No, secondo gli specialisti. Le economie monetarie sono più performanti rispetto a quelle fondate sul baratto e sono le sole a garantire l’istituzione di grandi organizzazioni.
Solo grazie alle tasse uno Stato può permettersi un apparato burocratico, un esercito, delle infrastrutture e così via.
Del resto il baratto richiede che ciascuno degli attori in gioco sia interessato a cedere un certo bene per ottenerne un altro, che la controparte può offrirgli in quel momento.
Ciò non è sempre fattibile. Occorre che i soggetti quantifichino una equivalenza tra i beni. Questa quantificazione è un denaro che sia misura del valore.

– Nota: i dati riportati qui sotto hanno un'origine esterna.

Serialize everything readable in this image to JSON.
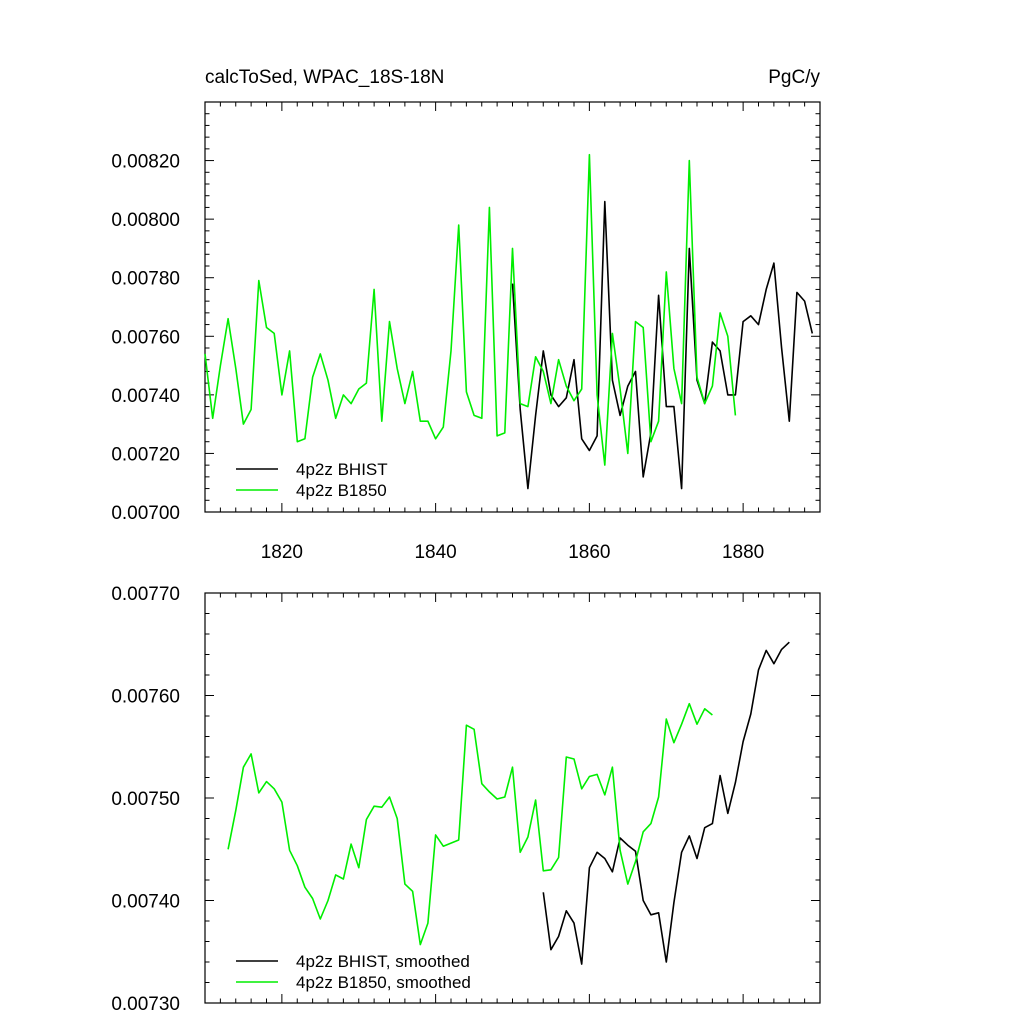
{
  "chart_data": [
    {
      "type": "line",
      "title": "calcToSed, WPAC_18S-18N",
      "title_right": "PgC/y",
      "xlabel": "",
      "ylabel": "",
      "xlim": [
        1810,
        1890
      ],
      "ylim": [
        0.007,
        0.0084
      ],
      "y_ticks": [
        "0.00700",
        "0.00720",
        "0.00740",
        "0.00760",
        "0.00780",
        "0.00800",
        "0.00820"
      ],
      "x_ticks": [
        "1820",
        "1840",
        "1860",
        "1880"
      ],
      "grid": false,
      "legend_position": "bottom-left",
      "series": [
        {
          "name": "4p2z BHIST",
          "color": "#000000",
          "x": [
            1850,
            1851,
            1852,
            1853,
            1854,
            1855,
            1856,
            1857,
            1858,
            1859,
            1860,
            1861,
            1862,
            1863,
            1864,
            1865,
            1866,
            1867,
            1868,
            1869,
            1870,
            1871,
            1872,
            1873,
            1874,
            1875,
            1876,
            1877,
            1878,
            1879,
            1880,
            1881,
            1882,
            1883,
            1884,
            1885,
            1886,
            1887,
            1888,
            1889
          ],
          "values": [
            0.00778,
            0.00735,
            0.00708,
            0.00733,
            0.00755,
            0.0074,
            0.00736,
            0.00739,
            0.00752,
            0.00725,
            0.00721,
            0.00726,
            0.00806,
            0.00745,
            0.00733,
            0.00743,
            0.00748,
            0.00712,
            0.00727,
            0.00774,
            0.00736,
            0.00736,
            0.00708,
            0.0079,
            0.00745,
            0.00737,
            0.00758,
            0.00755,
            0.0074,
            0.0074,
            0.00765,
            0.00767,
            0.00764,
            0.00776,
            0.00785,
            0.00756,
            0.00731,
            0.00775,
            0.00772,
            0.00761
          ]
        },
        {
          "name": "4p2z B1850",
          "color": "#00ee00",
          "x": [
            1810,
            1811,
            1812,
            1813,
            1814,
            1815,
            1816,
            1817,
            1818,
            1819,
            1820,
            1821,
            1822,
            1823,
            1824,
            1825,
            1826,
            1827,
            1828,
            1829,
            1830,
            1831,
            1832,
            1833,
            1834,
            1835,
            1836,
            1837,
            1838,
            1839,
            1840,
            1841,
            1842,
            1843,
            1844,
            1845,
            1846,
            1847,
            1848,
            1849,
            1850,
            1851,
            1852,
            1853,
            1854,
            1855,
            1856,
            1857,
            1858,
            1859,
            1860,
            1861,
            1862,
            1863,
            1864,
            1865,
            1866,
            1867,
            1868,
            1869,
            1870,
            1871,
            1872,
            1873,
            1874,
            1875,
            1876,
            1877,
            1878,
            1879
          ],
          "values": [
            0.00754,
            0.00732,
            0.0075,
            0.00766,
            0.00749,
            0.0073,
            0.00735,
            0.00779,
            0.00763,
            0.00761,
            0.0074,
            0.00755,
            0.00724,
            0.00725,
            0.00746,
            0.00754,
            0.00745,
            0.00732,
            0.0074,
            0.00737,
            0.00742,
            0.00744,
            0.00776,
            0.00731,
            0.00765,
            0.00749,
            0.00737,
            0.00748,
            0.00731,
            0.00731,
            0.00725,
            0.00729,
            0.00755,
            0.00798,
            0.00741,
            0.00733,
            0.00732,
            0.00804,
            0.00726,
            0.00727,
            0.0079,
            0.00737,
            0.00736,
            0.00753,
            0.00748,
            0.00737,
            0.00752,
            0.00743,
            0.00738,
            0.00742,
            0.00822,
            0.0074,
            0.00716,
            0.00761,
            0.00742,
            0.0072,
            0.00765,
            0.00763,
            0.00724,
            0.00731,
            0.00782,
            0.00749,
            0.00737,
            0.0082,
            0.00746,
            0.00737,
            0.00743,
            0.00768,
            0.0076,
            0.00733
          ]
        }
      ]
    },
    {
      "type": "line",
      "title": "",
      "xlabel": "",
      "ylabel": "",
      "xlim": [
        1810,
        1890
      ],
      "ylim": [
        0.0073,
        0.0077
      ],
      "y_ticks": [
        "0.00730",
        "0.00740",
        "0.00750",
        "0.00760",
        "0.00770"
      ],
      "grid": false,
      "legend_position": "bottom-left",
      "series": [
        {
          "name": "4p2z BHIST, smoothed",
          "color": "#000000",
          "x": [
            1854,
            1855,
            1856,
            1857,
            1858,
            1859,
            1860,
            1861,
            1862,
            1863,
            1864,
            1865,
            1866,
            1867,
            1868,
            1869,
            1870,
            1871,
            1872,
            1873,
            1874,
            1875,
            1876,
            1877,
            1878,
            1879,
            1880,
            1881,
            1882,
            1883,
            1884,
            1885,
            1886
          ],
          "values": [
            0.007408,
            0.007352,
            0.007365,
            0.00739,
            0.007378,
            0.007338,
            0.007432,
            0.007447,
            0.007441,
            0.007428,
            0.007461,
            0.007454,
            0.007448,
            0.0074,
            0.007386,
            0.007388,
            0.00734,
            0.007398,
            0.007447,
            0.007463,
            0.007441,
            0.007471,
            0.007475,
            0.007522,
            0.007485,
            0.007515,
            0.007555,
            0.007582,
            0.007625,
            0.007644,
            0.007631,
            0.007645,
            0.007652
          ]
        },
        {
          "name": "4p2z B1850, smoothed",
          "color": "#00ee00",
          "x": [
            1813,
            1814,
            1815,
            1816,
            1817,
            1818,
            1819,
            1820,
            1821,
            1822,
            1823,
            1824,
            1825,
            1826,
            1827,
            1828,
            1829,
            1830,
            1831,
            1832,
            1833,
            1834,
            1835,
            1836,
            1837,
            1838,
            1839,
            1840,
            1841,
            1842,
            1843,
            1844,
            1845,
            1846,
            1847,
            1848,
            1849,
            1850,
            1851,
            1852,
            1853,
            1854,
            1855,
            1856,
            1857,
            1858,
            1859,
            1860,
            1861,
            1862,
            1863,
            1864,
            1865,
            1866,
            1867,
            1868,
            1869,
            1870,
            1871,
            1872,
            1873,
            1874,
            1875,
            1876
          ],
          "values": [
            0.00745,
            0.007488,
            0.00753,
            0.007543,
            0.007505,
            0.007516,
            0.007509,
            0.007496,
            0.007449,
            0.007434,
            0.007413,
            0.007402,
            0.007382,
            0.0074,
            0.007425,
            0.007421,
            0.007455,
            0.007432,
            0.007479,
            0.007492,
            0.007491,
            0.007501,
            0.00748,
            0.007416,
            0.007409,
            0.007357,
            0.007378,
            0.007464,
            0.007453,
            0.007456,
            0.007459,
            0.007571,
            0.007567,
            0.007514,
            0.007506,
            0.007499,
            0.007501,
            0.00753,
            0.007447,
            0.007462,
            0.007498,
            0.007429,
            0.00743,
            0.007442,
            0.00754,
            0.007538,
            0.007509,
            0.007521,
            0.007523,
            0.007503,
            0.00753,
            0.007449,
            0.007416,
            0.007438,
            0.007467,
            0.007475,
            0.007501,
            0.007577,
            0.007554,
            0.007572,
            0.007592,
            0.007572,
            0.007587,
            0.007581
          ]
        }
      ]
    }
  ]
}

Nel 1985 l’antropologa britannica Caroline Humphrey aveva dimostrato che un’economia basata unicamente sul baratto sarebbe inattuabile e di fatto non esistono nemmeno testimonianze storiche che essa sia mai esistita.
Pare invece che il baratto sia stato praticato solo da società che già adottavano il denaro, in situazioni di emergenza come subito dopo la caduta dell’Impero Romano.
Eppure parlare di soldi è volgare!! Così cancelliamo il prezzo da un regalo o evitiamo di parlare dello stipendio. Perché questo stigma sul denaro in una società che tutto fa meno che disprezzare soldi e ricchezza?
Questa doppia morale tipica della nostra società, in cui tutti vogliono arricchirsi ma è di cattivo gusto parlare di soldi, è caratteristica del mondo cattolico.
Nell’etica protestante, fondata sull’impegno personale, arricchirsi non è peccato. Certo, la ragione di tale prudenza potrebbe essere anche la paura di suscitare invidia.
L’attribuzione di un valore morale al denaro dipende dal fatto che esso rappresenta lo strumento più potente di cui l’uomo dispone e necessita pertanto di un controllo etico.